1793, Niklas Natt Och Dag

260px-Johan_Tietrich_Schoultz_m-C3-A5lning_Slaget_vid_SvensksundOutre le nom de l’auteur, déjà assez exotique par rapport au banal nom et prénom, ce polar suédois ne manque pas d’originalité par comparaison avec d’autres enquêtes venues du froid, argument de vente devenu d’une banalité parfois décevante et conventionnelle : le froid, la rudesse des relations humaines, la violence des crimes, l’enquêteur bancal … Et pourtant, il y a quand même tout cela, mais dans une sauce historique concentrée autour de cette année là, 1793, celle de la décapitation de Marie Antoinette dans la France révolutionnaire qui fait peur au pouvoir suédois.

Cette décapitation n’a qu’un rapport assez lointain avec l’intrigue policière, et c’est surtout le cadre historique et la géographie urbaine et sociale de Stockholm qui encadrent la progression de l’histoire. La période est trouble, malsaine, dans le royaume qui craint les échos révolutionnaires, la régence est en déserrance après l’assassinat de Gustave III, roi paranoïaque, laissant un descendant légitime trop jeune et semble-t-il peu fiable lui aussi. Les temps sont à la misère et la corruption, la gangrène du pouvoir semble ronger tout le pays et particulièrement les rouages de la justice, dont les gardiens de bas étage, sorte de gendarmes municipaux, sont surnommés les Boudins, ça donne le ton.

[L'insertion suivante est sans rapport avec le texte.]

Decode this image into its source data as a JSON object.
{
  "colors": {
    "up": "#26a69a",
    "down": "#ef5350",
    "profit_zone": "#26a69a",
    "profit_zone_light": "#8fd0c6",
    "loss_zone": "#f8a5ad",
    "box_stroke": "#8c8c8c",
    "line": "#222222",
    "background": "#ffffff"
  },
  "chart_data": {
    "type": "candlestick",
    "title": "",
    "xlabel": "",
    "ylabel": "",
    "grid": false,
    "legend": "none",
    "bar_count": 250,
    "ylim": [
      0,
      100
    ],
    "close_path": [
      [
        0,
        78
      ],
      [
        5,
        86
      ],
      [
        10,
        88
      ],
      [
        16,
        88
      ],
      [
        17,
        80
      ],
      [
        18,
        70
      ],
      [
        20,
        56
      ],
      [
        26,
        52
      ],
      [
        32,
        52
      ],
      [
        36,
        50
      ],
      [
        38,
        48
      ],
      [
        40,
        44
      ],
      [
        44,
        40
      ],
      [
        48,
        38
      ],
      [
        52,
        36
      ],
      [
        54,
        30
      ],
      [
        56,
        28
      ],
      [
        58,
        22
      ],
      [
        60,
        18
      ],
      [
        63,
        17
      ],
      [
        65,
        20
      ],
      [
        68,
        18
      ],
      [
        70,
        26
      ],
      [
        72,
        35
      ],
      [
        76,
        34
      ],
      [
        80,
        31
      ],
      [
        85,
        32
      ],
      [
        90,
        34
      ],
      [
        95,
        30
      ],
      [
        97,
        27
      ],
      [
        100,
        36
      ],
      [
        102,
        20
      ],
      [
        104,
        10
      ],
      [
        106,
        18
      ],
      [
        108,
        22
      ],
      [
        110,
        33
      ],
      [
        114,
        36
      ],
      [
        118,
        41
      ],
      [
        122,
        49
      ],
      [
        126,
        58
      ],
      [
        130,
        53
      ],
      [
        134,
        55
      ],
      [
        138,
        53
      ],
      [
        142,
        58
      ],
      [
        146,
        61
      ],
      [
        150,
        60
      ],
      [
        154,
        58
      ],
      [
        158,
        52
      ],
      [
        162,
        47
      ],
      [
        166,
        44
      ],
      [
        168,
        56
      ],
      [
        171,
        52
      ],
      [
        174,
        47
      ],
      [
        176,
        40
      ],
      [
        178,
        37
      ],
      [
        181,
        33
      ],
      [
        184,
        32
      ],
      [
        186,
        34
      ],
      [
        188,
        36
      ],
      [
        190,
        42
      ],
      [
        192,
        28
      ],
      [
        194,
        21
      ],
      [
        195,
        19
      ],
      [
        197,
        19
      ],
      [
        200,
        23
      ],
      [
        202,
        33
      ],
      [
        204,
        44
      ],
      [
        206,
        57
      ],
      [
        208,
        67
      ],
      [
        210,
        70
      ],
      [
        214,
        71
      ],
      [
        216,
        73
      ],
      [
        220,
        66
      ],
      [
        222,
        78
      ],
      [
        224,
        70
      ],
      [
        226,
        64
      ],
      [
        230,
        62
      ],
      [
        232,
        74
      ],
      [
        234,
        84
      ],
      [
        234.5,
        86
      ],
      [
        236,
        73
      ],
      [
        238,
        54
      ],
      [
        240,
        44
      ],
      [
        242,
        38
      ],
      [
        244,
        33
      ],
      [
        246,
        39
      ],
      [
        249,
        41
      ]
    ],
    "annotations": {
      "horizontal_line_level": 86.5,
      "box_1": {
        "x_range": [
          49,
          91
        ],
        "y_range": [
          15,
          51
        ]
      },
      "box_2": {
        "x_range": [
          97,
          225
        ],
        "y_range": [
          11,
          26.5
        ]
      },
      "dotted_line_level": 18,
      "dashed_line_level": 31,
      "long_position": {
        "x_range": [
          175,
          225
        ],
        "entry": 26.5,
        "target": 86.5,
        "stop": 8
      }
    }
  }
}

La ville est saturée de détails sordides, de tavernes où croupissent les ivrognes, de ruelles nauséabondes et la justice pue de relents politiques, plus accaparée par des rapports complotistes que par les méfaits qui courent les rues. La société que nous fait découvrir ce roman est particulièrement favorable aux ordures, dans tous les sens du terme, elles envahissent jusqu’aux berges des quartiers mal famés, dépotoirs à ciel ouvert où barbotent les rebuts alimentaires et les cadavres d’animaux. Ce qui fait que les restes humains découverts par deux enfants et repêchés par Jean Michel Cardell ont bien failli passer inaperçu, tant ils ressemblent à un morceau de viande avarié. Sans yeux, sans dents, sans bras, sans jambes, ce qui laisse bien peu d’indices aux deux enquêteurs, eux mêmes pas complétement entiers. Cardell, le boudin qui entre deux gueules de bois a retiré le cadavre du cloaque, est manchot, vétéran de l’inutile guerre sanglante russo suèdoise de 1788-1790, qui lui a laissé d’autres cicatrices, invisibles mais entêtantes. Et le second est Winge, juge incorruptible, qui s’en va mourir de tuberculose en laissant sa femme vagabonder à d’autres amours.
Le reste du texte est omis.